Abierto el Puente Viejo de Monzón al paso de peatones

Ya está abierto al paso de peatones el Puente Viejo de Monzón, en cuya estructura se han colocado unas placas de hierro. La solución provisional permanecerá hasta el inicio de las obras de rehabilitación de la infraestructura, la próxima primavera.

La pasarela, de dos metros y medio de anchura, se apoya en la parte central de la calzada y está flanqueada por vallas. La solución se adoptó una vez que de manera oficial los últimos asesoramientos técnicos solicitados, previo estudio en detalle del estado de la estructura, contemplaron esta posibilidad tomando las medidas oportunas.
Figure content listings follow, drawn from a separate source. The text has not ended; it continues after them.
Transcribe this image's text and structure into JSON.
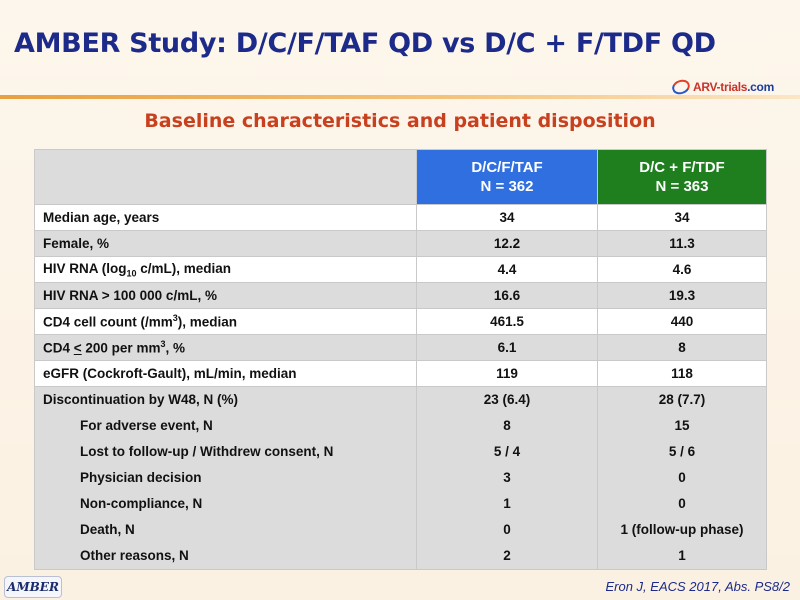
{
  "title": "AMBER Study: D/C/F/TAF QD vs D/C + F/TDF QD",
  "logo": {
    "main": "ARV-trials",
    "domain": ".com"
  },
  "subtitle": "Baseline characteristics and patient disposition",
  "columns": [
    {
      "name": "D/C/F/TAF",
      "n": "N = 362",
      "color": "#2f6fe0"
    },
    {
      "name": "D/C + F/TDF",
      "n": "N = 363",
      "color": "#1f7f1f"
    }
  ],
  "rows": [
    {
      "label": "Median age, years",
      "a": "34",
      "b": "34"
    },
    {
      "label": "Female, %",
      "a": "12.2",
      "b": "11.3"
    },
    {
      "label_pre": "HIV RNA (log",
      "label_sub": "10",
      "label_post": " c/mL), median",
      "a": "4.4",
      "b": "4.6"
    },
    {
      "label": "HIV RNA > 100 000 c/mL, %",
      "a": "16.6",
      "b": "19.3"
    },
    {
      "label_pre": "CD4 cell count (/mm",
      "label_sup": "3",
      "label_post": "), median",
      "a": "461.5",
      "b": "440"
    },
    {
      "label_pre": "CD4 ",
      "label_u": "<",
      "label_mid": " 200 per mm",
      "label_sup": "3",
      "label_post": ", %",
      "a": "6.1",
      "b": "8"
    },
    {
      "label": "eGFR (Cockroft-Gault), mL/min, median",
      "a": "119",
      "b": "118"
    }
  ],
  "discontinuation": [
    {
      "label": "Discontinuation by W48, N (%)",
      "a": "23 (6.4)",
      "b": "28 (7.7)"
    },
    {
      "label": "For adverse event, N",
      "a": "8",
      "b": "15"
    },
    {
      "label": "Lost to follow-up / Withdrew consent, N",
      "a": "5 / 4",
      "b": "5 / 6"
    },
    {
      "label": "Physician decision",
      "a": "3",
      "b": "0"
    },
    {
      "label": "Non-compliance, N",
      "a": "1",
      "b": "0"
    },
    {
      "label": "Death, N",
      "a": "0",
      "b": "1 (follow-up phase)"
    },
    {
      "label": "Other reasons, N",
      "a": "2",
      "b": "1"
    }
  ],
  "badge": "AMBER",
  "citation": "Eron J, EACS 2017, Abs. PS8/2"
}
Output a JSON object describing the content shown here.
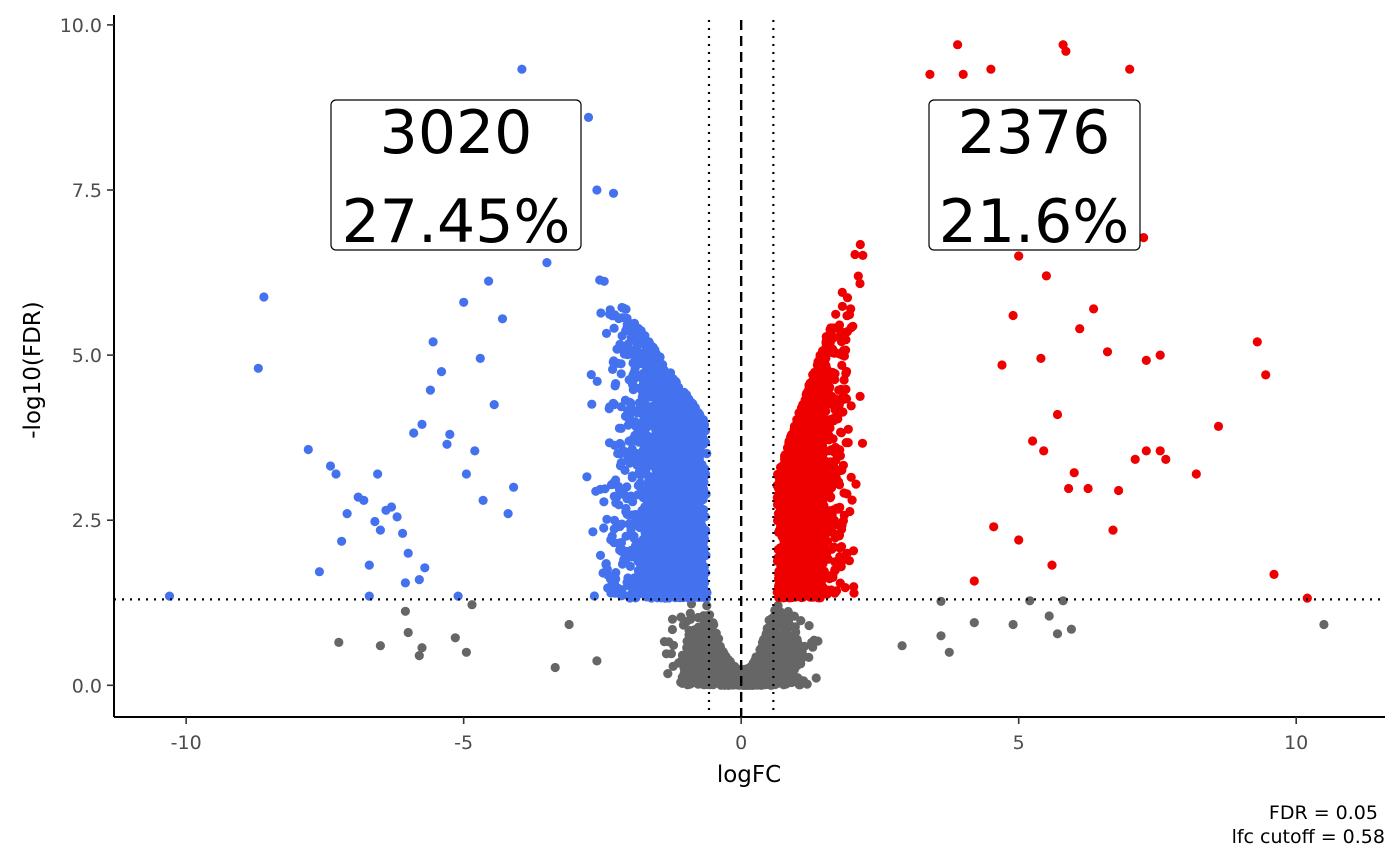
{
  "chart_data": {
    "type": "scatter",
    "title": "",
    "xlabel": "logFC",
    "ylabel": "-log10(FDR)",
    "xlim": [
      -11.3,
      11.6
    ],
    "ylim": [
      -0.48,
      10.15
    ],
    "x_ticks": [
      -10,
      -5,
      0,
      5,
      10
    ],
    "x_tick_labels": [
      "-10",
      "-5",
      "0",
      "5",
      "10"
    ],
    "y_ticks": [
      0,
      2.5,
      5,
      7.5,
      10
    ],
    "y_tick_labels": [
      "0.0",
      "2.5",
      "5.0",
      "7.5",
      "10.0"
    ],
    "grid": false,
    "reference_lines": {
      "fdr_threshold_y": 1.301,
      "lfc_cutoff_x": [
        -0.58,
        0.58
      ],
      "center_x": 0
    },
    "colors": {
      "down": "#4472ee",
      "up": "#ee0000",
      "not_significant": "#666666"
    },
    "annotations": {
      "down": {
        "count": "3020",
        "percent": "27.45%"
      },
      "up": {
        "count": "2376",
        "percent": "21.6%"
      }
    },
    "caption": {
      "fdr": "FDR =  0.05",
      "lfc": "lfc cutoff =  0.58"
    },
    "series": [
      {
        "group": "down",
        "points": [
          [
            -10.3,
            1.35
          ],
          [
            -8.7,
            4.8
          ],
          [
            -8.6,
            5.88
          ],
          [
            -7.8,
            3.57
          ],
          [
            -7.6,
            1.72
          ],
          [
            -7.4,
            3.32
          ],
          [
            -7.3,
            3.2
          ],
          [
            -7.2,
            2.18
          ],
          [
            -7.1,
            2.6
          ],
          [
            -6.9,
            2.85
          ],
          [
            -6.8,
            2.8
          ],
          [
            -6.7,
            1.82
          ],
          [
            -6.6,
            2.48
          ],
          [
            -6.55,
            3.2
          ],
          [
            -6.5,
            2.35
          ],
          [
            -6.4,
            2.65
          ],
          [
            -6.3,
            2.7
          ],
          [
            -6.2,
            2.55
          ],
          [
            -6.1,
            2.3
          ],
          [
            -6.0,
            2.0
          ],
          [
            -5.9,
            3.82
          ],
          [
            -5.8,
            1.6
          ],
          [
            -5.7,
            1.78
          ],
          [
            -5.6,
            4.47
          ],
          [
            -5.55,
            5.2
          ],
          [
            -5.4,
            4.75
          ],
          [
            -5.3,
            3.65
          ],
          [
            -5.1,
            1.35
          ],
          [
            -5.0,
            5.8
          ],
          [
            -4.8,
            3.55
          ],
          [
            -4.7,
            4.95
          ],
          [
            -4.55,
            6.12
          ],
          [
            -4.3,
            5.55
          ],
          [
            -4.2,
            2.6
          ],
          [
            -4.1,
            3.0
          ],
          [
            -3.95,
            9.33
          ],
          [
            -3.5,
            6.4
          ],
          [
            -3.2,
            7.2
          ],
          [
            -2.75,
            8.6
          ],
          [
            -2.6,
            7.5
          ],
          [
            -2.3,
            7.45
          ],
          [
            -6.05,
            1.55
          ],
          [
            -5.25,
            3.8
          ],
          [
            -4.95,
            3.2
          ],
          [
            -4.65,
            2.8
          ],
          [
            -4.45,
            4.25
          ],
          [
            -6.7,
            1.35
          ],
          [
            -5.75,
            3.95
          ]
        ],
        "dense_region": {
          "x_range": [
            -5.5,
            -0.58
          ],
          "y_range": [
            1.3,
            7.0
          ],
          "n": 3020
        }
      },
      {
        "group": "up",
        "points": [
          [
            3.9,
            9.7
          ],
          [
            5.8,
            9.7
          ],
          [
            5.85,
            9.6
          ],
          [
            7.0,
            9.33
          ],
          [
            4.0,
            9.25
          ],
          [
            4.5,
            9.33
          ],
          [
            3.4,
            9.25
          ],
          [
            4.3,
            8.6
          ],
          [
            5.0,
            6.5
          ],
          [
            5.5,
            6.2
          ],
          [
            4.9,
            5.6
          ],
          [
            6.1,
            5.4
          ],
          [
            6.35,
            5.7
          ],
          [
            6.6,
            5.05
          ],
          [
            5.4,
            4.95
          ],
          [
            7.3,
            4.92
          ],
          [
            7.55,
            5.0
          ],
          [
            9.3,
            5.2
          ],
          [
            9.45,
            4.7
          ],
          [
            8.6,
            3.92
          ],
          [
            7.1,
            3.42
          ],
          [
            7.3,
            3.55
          ],
          [
            7.55,
            3.55
          ],
          [
            7.65,
            3.42
          ],
          [
            8.2,
            3.2
          ],
          [
            6.0,
            3.22
          ],
          [
            5.9,
            2.98
          ],
          [
            6.25,
            2.98
          ],
          [
            6.8,
            2.95
          ],
          [
            6.7,
            2.35
          ],
          [
            5.6,
            1.82
          ],
          [
            9.6,
            1.68
          ],
          [
            10.2,
            1.32
          ],
          [
            7.25,
            6.78
          ],
          [
            6.9,
            6.7
          ],
          [
            4.7,
            4.85
          ],
          [
            5.25,
            3.7
          ],
          [
            4.55,
            2.4
          ],
          [
            4.2,
            1.58
          ],
          [
            5.0,
            2.2
          ],
          [
            5.7,
            4.1
          ],
          [
            5.45,
            3.55
          ]
        ],
        "dense_region": {
          "x_range": [
            0.58,
            4.5
          ],
          "y_range": [
            1.3,
            8.1
          ],
          "n": 2376
        }
      },
      {
        "group": "not_significant",
        "points": [
          [
            -7.25,
            0.65
          ],
          [
            -6.5,
            0.6
          ],
          [
            -6.05,
            1.12
          ],
          [
            -6.0,
            0.8
          ],
          [
            -5.8,
            0.45
          ],
          [
            -5.75,
            0.57
          ],
          [
            -5.15,
            0.72
          ],
          [
            -4.95,
            0.5
          ],
          [
            -4.85,
            1.22
          ],
          [
            -3.35,
            0.27
          ],
          [
            -3.1,
            0.92
          ],
          [
            -2.6,
            0.37
          ],
          [
            4.9,
            0.92
          ],
          [
            5.2,
            1.28
          ],
          [
            5.55,
            1.05
          ],
          [
            5.7,
            0.78
          ],
          [
            5.8,
            1.28
          ],
          [
            5.95,
            0.85
          ],
          [
            10.5,
            0.92
          ],
          [
            4.2,
            0.95
          ],
          [
            3.75,
            0.5
          ],
          [
            3.6,
            1.27
          ],
          [
            3.6,
            0.75
          ],
          [
            2.9,
            0.6
          ]
        ],
        "dense_region": {
          "x_range": [
            -3.0,
            3.0
          ],
          "y_range": [
            0,
            1.3
          ]
        }
      }
    ]
  }
}
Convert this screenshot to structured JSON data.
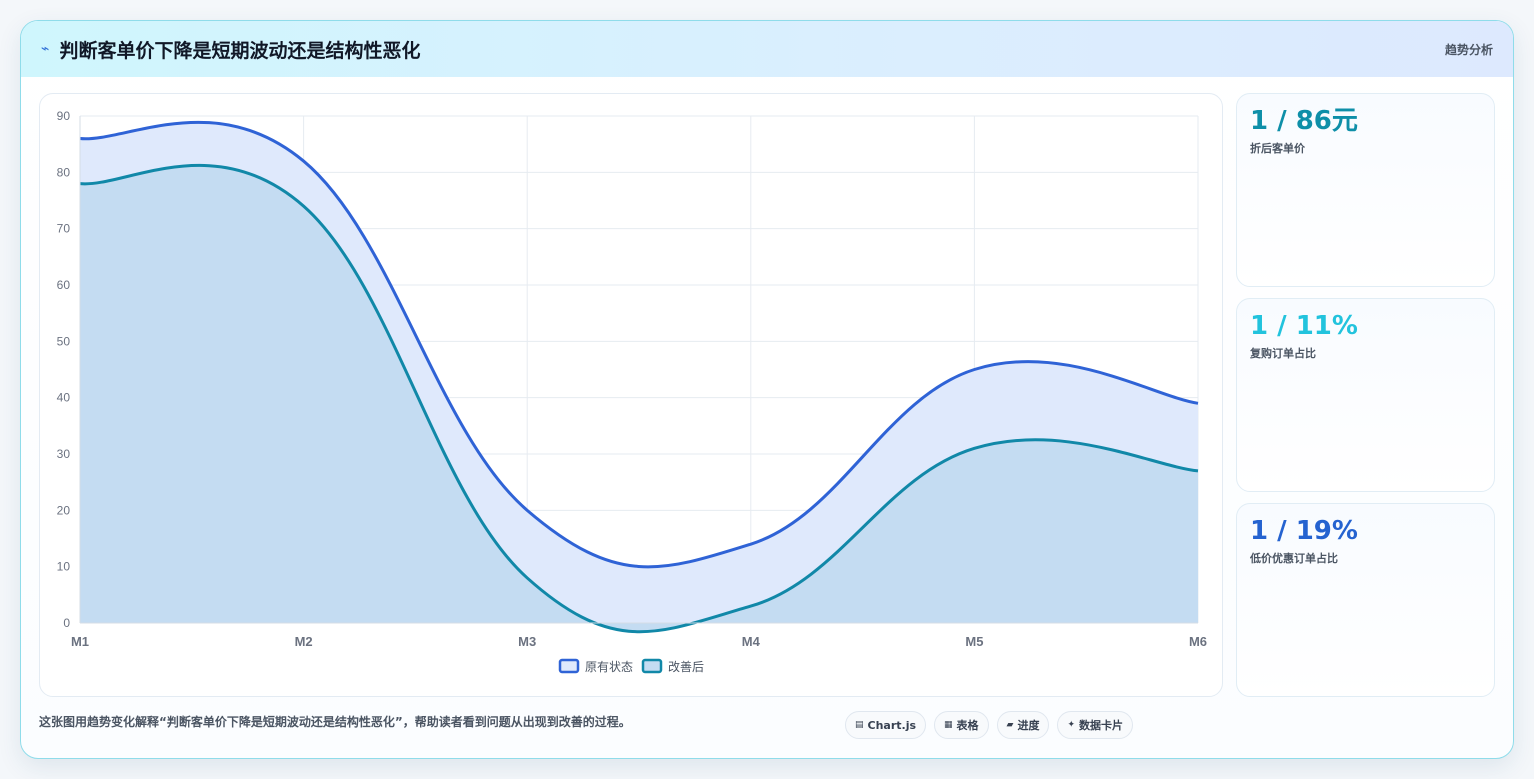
{
  "header": {
    "icon": "lightning-icon",
    "title": "判断客单价下降是短期波动还是结构性恶化",
    "tag": "趋势分析"
  },
  "kpis": [
    {
      "value": "1 / 86元",
      "label": "折后客单价",
      "color": "#0e8fa8"
    },
    {
      "value": "1 / 11%",
      "label": "复购订单占比",
      "color": "#22c3dd"
    },
    {
      "value": "1 / 19%",
      "label": "低价优惠订单占比",
      "color": "#2563d0"
    }
  ],
  "footer": {
    "description": "这张图用趋势变化解释“判断客单价下降是短期波动还是结构性恶化”，帮助读者看到问题从出现到改善的过程。",
    "chips": [
      {
        "icon": "chart-icon",
        "label": "Chart.js"
      },
      {
        "icon": "table-icon",
        "label": "表格"
      },
      {
        "icon": "progress-icon",
        "label": "进度"
      },
      {
        "icon": "card-icon",
        "label": "数据卡片"
      }
    ]
  },
  "chart_data": {
    "type": "area",
    "categories": [
      "M1",
      "M2",
      "M3",
      "M4",
      "M5",
      "M6"
    ],
    "series": [
      {
        "name": "原有状态",
        "values": [
          86,
          82,
          20,
          14,
          45,
          39
        ],
        "color": "#2f63d6",
        "fill": "#dfe9fc"
      },
      {
        "name": "改善后",
        "values": [
          78,
          74,
          8,
          3,
          31,
          27
        ],
        "color": "#1188a8",
        "fill": "#c4dcf2"
      }
    ],
    "ylim": [
      0,
      90
    ],
    "yticks": [
      0,
      10,
      20,
      30,
      40,
      50,
      60,
      70,
      80,
      90
    ],
    "grid": true,
    "legend": "bottom",
    "xlabel": "",
    "ylabel": "",
    "title": ""
  }
}
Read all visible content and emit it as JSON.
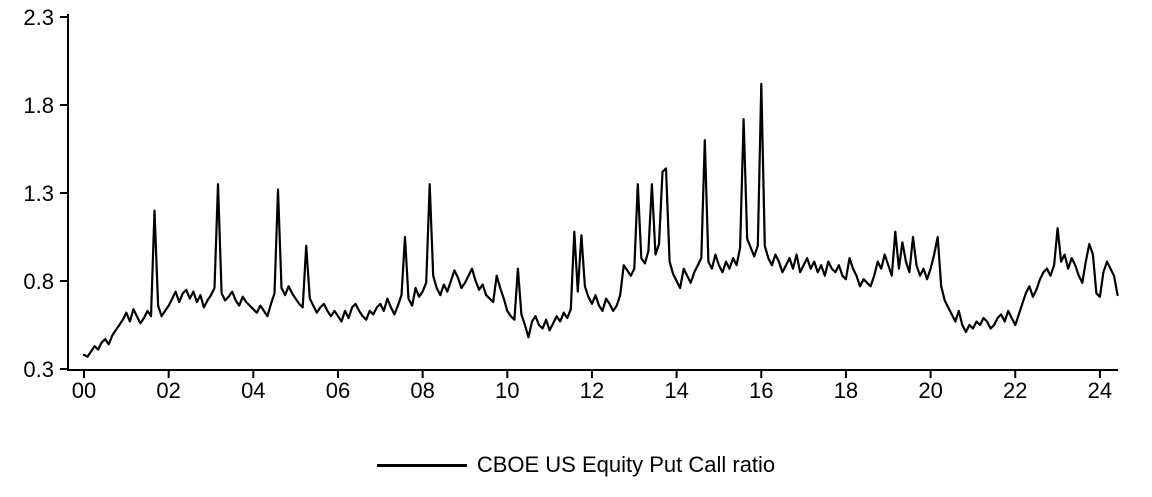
{
  "chart_data": {
    "type": "line",
    "title": "",
    "xlabel": "",
    "ylabel": "",
    "grid": false,
    "legend_position": "bottom",
    "xlim": [
      2000,
      2024.6
    ],
    "ylim": [
      0.3,
      2.3
    ],
    "x_ticks": [
      2000,
      2002,
      2004,
      2006,
      2008,
      2010,
      2012,
      2014,
      2016,
      2018,
      2020,
      2022,
      2024
    ],
    "x_tick_labels": [
      "00",
      "02",
      "04",
      "06",
      "08",
      "10",
      "12",
      "14",
      "16",
      "18",
      "20",
      "22",
      "24"
    ],
    "y_ticks": [
      0.3,
      0.8,
      1.3,
      1.8,
      2.3
    ],
    "y_tick_labels": [
      "0.3",
      "0.8",
      "1.3",
      "1.8",
      "2.3"
    ],
    "series": [
      {
        "name": "CBOE US Equity Put Call ratio",
        "color": "#000000",
        "x_start": 2000,
        "x_step": 0.0833333,
        "x_unit": "year (monthly samples)",
        "values": [
          0.38,
          0.37,
          0.4,
          0.43,
          0.41,
          0.45,
          0.47,
          0.44,
          0.49,
          0.52,
          0.55,
          0.58,
          0.62,
          0.57,
          0.64,
          0.6,
          0.56,
          0.59,
          0.63,
          0.6,
          1.2,
          0.66,
          0.6,
          0.63,
          0.66,
          0.7,
          0.74,
          0.68,
          0.73,
          0.75,
          0.7,
          0.74,
          0.68,
          0.72,
          0.65,
          0.69,
          0.72,
          0.76,
          1.35,
          0.73,
          0.69,
          0.71,
          0.74,
          0.69,
          0.66,
          0.71,
          0.68,
          0.66,
          0.64,
          0.62,
          0.66,
          0.63,
          0.6,
          0.67,
          0.73,
          1.32,
          0.76,
          0.72,
          0.77,
          0.73,
          0.7,
          0.67,
          0.65,
          1.0,
          0.7,
          0.66,
          0.62,
          0.65,
          0.67,
          0.63,
          0.6,
          0.63,
          0.6,
          0.57,
          0.63,
          0.59,
          0.65,
          0.67,
          0.63,
          0.6,
          0.58,
          0.63,
          0.61,
          0.65,
          0.67,
          0.63,
          0.7,
          0.65,
          0.61,
          0.66,
          0.72,
          1.05,
          0.7,
          0.66,
          0.76,
          0.71,
          0.74,
          0.79,
          1.35,
          0.83,
          0.76,
          0.72,
          0.78,
          0.74,
          0.8,
          0.86,
          0.82,
          0.76,
          0.79,
          0.83,
          0.87,
          0.8,
          0.75,
          0.78,
          0.72,
          0.7,
          0.68,
          0.83,
          0.76,
          0.7,
          0.63,
          0.6,
          0.58,
          0.87,
          0.61,
          0.55,
          0.48,
          0.57,
          0.6,
          0.55,
          0.53,
          0.58,
          0.52,
          0.56,
          0.6,
          0.57,
          0.62,
          0.59,
          0.64,
          1.08,
          0.74,
          1.06,
          0.77,
          0.71,
          0.67,
          0.72,
          0.66,
          0.63,
          0.7,
          0.67,
          0.63,
          0.66,
          0.72,
          0.89,
          0.86,
          0.83,
          0.87,
          1.35,
          0.93,
          0.9,
          0.97,
          1.35,
          0.95,
          1.01,
          1.42,
          1.44,
          0.91,
          0.84,
          0.8,
          0.76,
          0.87,
          0.83,
          0.79,
          0.85,
          0.89,
          0.93,
          1.6,
          0.91,
          0.87,
          0.95,
          0.89,
          0.85,
          0.91,
          0.87,
          0.93,
          0.89,
          0.99,
          1.72,
          1.04,
          0.99,
          0.94,
          1.0,
          1.92,
          1.0,
          0.93,
          0.89,
          0.95,
          0.91,
          0.85,
          0.89,
          0.93,
          0.87,
          0.95,
          0.85,
          0.89,
          0.93,
          0.87,
          0.91,
          0.85,
          0.89,
          0.83,
          0.91,
          0.87,
          0.85,
          0.89,
          0.83,
          0.81,
          0.93,
          0.87,
          0.83,
          0.77,
          0.81,
          0.79,
          0.77,
          0.83,
          0.91,
          0.87,
          0.95,
          0.89,
          0.83,
          1.08,
          0.87,
          1.02,
          0.91,
          0.85,
          1.05,
          0.89,
          0.83,
          0.87,
          0.81,
          0.87,
          0.95,
          1.05,
          0.77,
          0.69,
          0.65,
          0.61,
          0.57,
          0.63,
          0.55,
          0.51,
          0.55,
          0.53,
          0.57,
          0.55,
          0.59,
          0.57,
          0.53,
          0.55,
          0.59,
          0.61,
          0.57,
          0.63,
          0.59,
          0.55,
          0.61,
          0.67,
          0.73,
          0.77,
          0.71,
          0.75,
          0.81,
          0.85,
          0.87,
          0.83,
          0.89,
          1.1,
          0.91,
          0.95,
          0.87,
          0.93,
          0.89,
          0.83,
          0.79,
          0.91,
          1.01,
          0.95,
          0.73,
          0.71,
          0.85,
          0.91,
          0.87,
          0.83,
          0.72
        ]
      }
    ]
  },
  "legend": {
    "label": "CBOE US Equity Put Call ratio"
  },
  "colors": {
    "line": "#000000",
    "axis": "#000000",
    "background": "#ffffff",
    "text": "#000000"
  }
}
Cabe recordar que en agosto se cerró al paso de peatones tras detectarse problemas en su seguridad. El comercio de Monzón venía demandando desde entonces soluciones, ya que el sector de la zona se veía afectado, por las pérdidas en caja y ante posibles pérdidas de fidelización.

En un comunicado, la concejal de Urbanismo, Elisa Sanjuán, recuerda el inicio y posterior proceso hasta llegar a esta solución. En el mismo destaca que la decisión del cierre del puente se toma por los ingenieros de la Confederación Hidrográfica del Ebro, tras emitir un informe en el que detallan los daños que sufren las vigas que se apoyan en la estructura original y que fueron colocadas en el año 1970. El problema aparece cuando se procedía a reconstruir las aceras y son los técnicos quienes ante la situación de las vigas recomienda que el puente no sea abierto. La CHE en ese momento y al estar próximas las fiestas patronales ofrece la posibilidad de instalar la pasarela de los pontoneros, como así se hace.

Tras retirar el paso de los militares, se recibe el informe de la estructura del puente realizado en el mes de julio por encargo de los arquitectos que están trabajando en el proyecto de rehabilitación del mismo y que será asumido por la DGA con un presupuesto de unos 600.000 euros.

En ese informe se afirma que el arco central presenta una rotura parcial en su geometría, lo que hace que no goza de la total seguridad estructural que sería preceptiva para una estructura de este tipo, lo que tampoco se ve beneficiada ante la fisuración de las bóvedas. Las condiciones estructurales del tablero actual y, en especial, los voladizos no ofrecen ninguna confianza. En base al mismo, la arquitecta municipal concluye que no es viable la apertura de un paso peatonal sobre el mismo.

Conocidos los informes se entendía desde el Ayuntamiento que no era conveniente esta apertura y actuar con prudencia, en un tema en el que está en juego la seguridad de las personas, pero, a pesar de ellos, se ha decidido apurar las opciones hasta encontrar está solución para abrir un paso peatonal.